The show also introduced a holodeck over a decade before Star Trek: The Next Generation was even thought of, and featured a really quaint animated version of the original show’s opening titles. The ever-thrifty Filmation reused characters, backgrounds and even music from Star Trek: The Animated Series for years afterwards in shows such as He-Man , Shazam! and Tarzan .
16 DOCTOR WHO: THE INFINITE QUEST
Original broadcast: 2007
A bit of a hybrid this one, as it features 2D animation against 3D backdrops, and even the 2D characters were created digitally. But we know if we don’t give it a mention we’ll have a ton of comments asking why we didn’t include it. So, here it is. The 13-part story (each episode a mere three and half minutes long) was aired as part of the CBBC series Totally Doctor Who while the third series of the main show was airing. Animated by Firestep, a company set up by two former Cosgrove Hall employees, it featured the voices of David Tennant (Doctor 10), Freema Agyeman (Martha Jones) and Anthony Head as the main villain, Baltazar. It was fun, but a bit flimsy and lightweight, and nowhere near as good as the fully 3D CG Dreamland a couple of years later.
17 STAR WARS: CLONE WARS
Original broadcast: 2003-2005
Right, this list was in particular order, but we have saved our favourite till last. Before the 3D CG Star Wars: The Clone Wars there was this little masterpiece from the creator of Samurai Jack and Dexter's Laboratory creator Genndy Tartakovsky. He brought his unique visual style to the Star Wars universe and created adorably angular versions of the franchise’s iconic characters (you can still see the influence in The Clone Wars ). He also captured the energy and exuberance of the original trilogy in his staccato-edited action sequences. Which was kinda necessary, because for the first two season the episodes were a mere three minutes long. For series three the episodes were extended to 12 minutes, and they were still impressive, but somehow lacked the frenetic energy of the shorter episodes.

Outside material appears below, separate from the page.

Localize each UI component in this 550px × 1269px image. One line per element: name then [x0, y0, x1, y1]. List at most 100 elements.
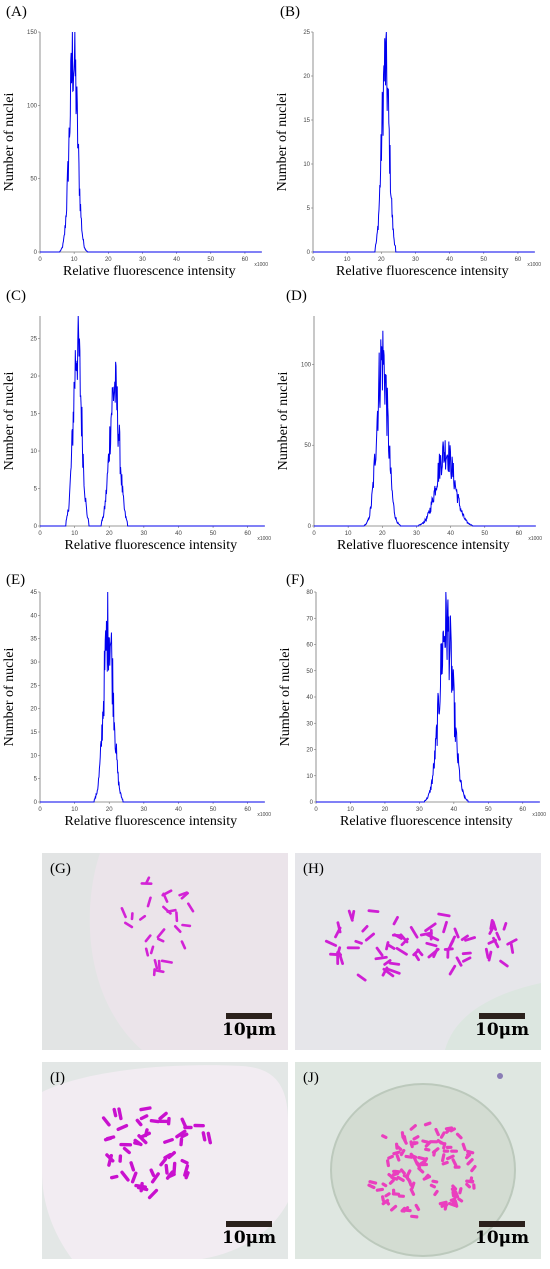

Not that it was all action, action, action. Some of the most memorable moments were when Tartakovsky slowed thing down for the kind of impact, tension and imagery Hitchcock would have been proud of: the approach of General Grievous (his first ever screen appearance, predating Revenge Of The Sith ), experienced from the point of view of a group of Jedi trapped during a siege; a pause during a lightsaber battle during which rain starts to fall, the drops fizzing as they hit the laser blades of the Jedi swords. These are moments are animation beauty to cherish.